La fratricide hésitait. Il voulait simplement quitter cet endroit et doutait de pouvoir s’en aller indemne s’il prenait parti. Servir de chair à canon et tenter de porter des coups au Changelement ne faisaient pas parti de ses plans. En outre il doutait de la sincérité du bandit. Dans l’idéal, Marc-Antoine aurait aimé apparaître une fois le monstre décédé et les hommes à bout de souffle. Il aurait ainsi pu tuer les derniers survivants sans grand mal avant de quitter les lieux. Le destin en avait cependant décidé autrement. Il lui fallait faire un choix et vite. Heureusement pour lui, Terry n’était pas là pour le gêner dans sa prise de décision.
▬ …
« Elle est folle … Elle veut notre mort. Elle va nous faire tuer tous les deux » pensa-t’il. L’intervention de Terry était tout sauf judicieuse. Evidemment sa flèche n’occasionna aucun dégât à l’homme à l’armure magique. Soit dit en passant le regard de ce dernier en disait long sur ses intentions du moment. Si jusqu’à présent Marc-Antoine n’avait pas pris de décision, les actes de Terry poussèrent le fugitif à faire un choix. La bête tacla le chef des bandits qui, bien qu’équipée d’une armure magique aux étranges pouvoirs, fut grièvement touché. Ses hommes de main toujours debout profitèrent de l’occasion pour attaquer le tigre par derrière. Tous ensemble, ils se ruèrent sur la bête. Après avoir poussé un râle rauque, le Changelement riposta et envoya valdinguer les sous-fifres. La bête en avait trop fait. Rester sous cette forme un long moment était éprouvant. De plus, elle avait subi durant à de multiples reprises les assauts répétés de dizaines de guerriers. Tout ceci amena le Changelement à reprendre sa forme primitive et à battre retraite. Ce qui était un tigre d’une dizaine de mètres il y a quelques secondes était devenu sous les yeux de Marc-Antoine un simple chat grisâtre. Rapide, le félidé s’enfuit, sous les yeux du de l’Épée qui ne tenta même pas de le rattraper.
▬ Vous deux …
Il l’avait presque oublié celui-là. Le chef des bandits accusait le coup. Bien qu’au sol, sa rage et sa haine étaient bien visibles. Il tâchait de dissimuler ces deux ressentiments mais Marc-Antoine n’était pas dupe. Dans d’autres circonstances, il se serait empressé de tuer Terry et Marc-Antoine.

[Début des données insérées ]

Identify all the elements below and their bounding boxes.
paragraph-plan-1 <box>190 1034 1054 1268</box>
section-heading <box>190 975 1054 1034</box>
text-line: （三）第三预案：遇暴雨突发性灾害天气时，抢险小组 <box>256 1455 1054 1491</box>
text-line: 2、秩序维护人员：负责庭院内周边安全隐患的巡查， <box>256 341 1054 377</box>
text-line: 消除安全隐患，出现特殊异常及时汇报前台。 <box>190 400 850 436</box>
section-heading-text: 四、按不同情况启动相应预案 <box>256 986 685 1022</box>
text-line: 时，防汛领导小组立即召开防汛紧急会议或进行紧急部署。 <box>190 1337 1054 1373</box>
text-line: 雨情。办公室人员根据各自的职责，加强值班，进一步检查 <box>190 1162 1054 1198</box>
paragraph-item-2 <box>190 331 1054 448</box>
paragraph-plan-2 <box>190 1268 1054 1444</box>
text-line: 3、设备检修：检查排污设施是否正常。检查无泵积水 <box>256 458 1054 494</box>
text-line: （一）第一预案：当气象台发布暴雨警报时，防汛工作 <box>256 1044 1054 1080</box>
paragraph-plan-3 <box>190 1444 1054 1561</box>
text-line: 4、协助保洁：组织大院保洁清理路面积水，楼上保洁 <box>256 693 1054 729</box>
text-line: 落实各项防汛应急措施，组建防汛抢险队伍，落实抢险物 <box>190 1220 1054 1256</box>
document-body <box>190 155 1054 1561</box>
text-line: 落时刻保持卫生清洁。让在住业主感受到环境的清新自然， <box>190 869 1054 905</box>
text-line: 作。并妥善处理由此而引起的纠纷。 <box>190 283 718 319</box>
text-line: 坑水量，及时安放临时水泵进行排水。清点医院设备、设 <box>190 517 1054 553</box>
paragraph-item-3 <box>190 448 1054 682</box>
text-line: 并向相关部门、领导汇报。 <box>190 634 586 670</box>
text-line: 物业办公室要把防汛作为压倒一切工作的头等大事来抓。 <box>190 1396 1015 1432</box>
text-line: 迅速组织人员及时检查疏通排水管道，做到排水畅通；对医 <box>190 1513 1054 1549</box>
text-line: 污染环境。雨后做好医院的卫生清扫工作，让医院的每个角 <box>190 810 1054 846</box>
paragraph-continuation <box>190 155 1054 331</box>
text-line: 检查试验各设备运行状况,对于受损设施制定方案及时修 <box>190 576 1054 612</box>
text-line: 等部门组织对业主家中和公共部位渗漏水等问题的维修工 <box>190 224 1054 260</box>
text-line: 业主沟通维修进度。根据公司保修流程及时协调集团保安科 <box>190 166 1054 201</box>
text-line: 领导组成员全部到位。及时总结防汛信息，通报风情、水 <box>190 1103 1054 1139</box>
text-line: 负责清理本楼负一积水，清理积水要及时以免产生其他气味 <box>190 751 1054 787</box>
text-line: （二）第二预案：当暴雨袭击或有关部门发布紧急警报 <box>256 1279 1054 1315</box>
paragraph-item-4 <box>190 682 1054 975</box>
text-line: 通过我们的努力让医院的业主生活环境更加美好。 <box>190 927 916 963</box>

▬ Terry, quitte la grotte. Je te rejoins.
Le chevalier noir était au sol et Marc-Antoine n’allait pas manquer l’occasion de l’achever. Il ne voulait pas avoir affaire à lui dans un futur proche et préférait éliminer cette menace tant qu’il le pouvait encore. De plus, il possédait quelque chose qu’il voulait, un objet qui avait attisé sa curiosité. Certes l’armure était dans un sale état mais un forgeron digne de ce nom pouvait la réparer. La magie contenue dans cet artefact n’avait pas disparue. Il la sentait de là.